Processing of the collected data shows that the branch of the evolutionary tree on which a possible new species of hominins is located separated from the branch leading to us about one million years ago – long before the paths of modern man and Neanderthal diverged (see Figure below). Consequently, this hominin, if the authors were not mistaken in their calculations, had to leave Africa after Homo erectus, whose migration began 1.9 million years ago, but before the immediate predecessors of the Neanderthals Homo heidelbergensis, who moved 300-500 thousand years ago.

Evolutionary links between modern humans, Neanderthals and the Denisova Cave hominin
(illustration from the journal Nature).

"The results exceeded all our expectations," admits study participant Svante Paabo. "It seems to me a fantastic success." A colleague of the authors, Eske Willerslev, a biologist from the University of Copenhagen (Denmark), recalls, however, that on the basis of mitochondrial DNA alone, which is inherited from the maternal line, it is impossible to uniquely identify new species. To clearly determine the status of a hominin, nuclear DNA is required.

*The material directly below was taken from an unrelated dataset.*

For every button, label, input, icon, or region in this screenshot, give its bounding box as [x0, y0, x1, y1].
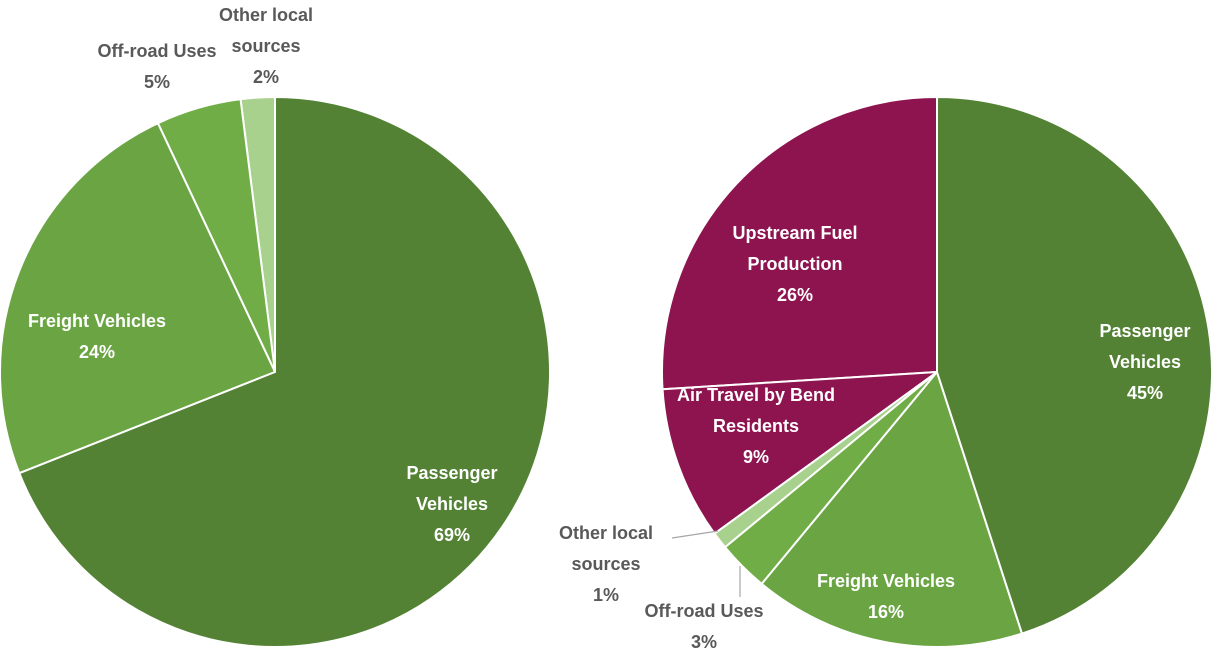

Scientists agree with this and are already engaged in decoding the complete genome. This sequence should become the "oldest" of the known genomes of the genus Homo, much older than the reconstruction of the genome of the ancient Greenlander presented last month.

If the scientists' assumptions are confirmed, the new species of hominins will receive an official name. In this case, he will become the first extinct human relative identified by DNA analysis.

The full version of the report (Johannes Krause et al., The complete mitochondrial DNA genome of an unknown hominin from southern Siberia) is published in the journal Nature.

Prepared based on Nature News (Rex Dalton, Fossil finger points to new human species).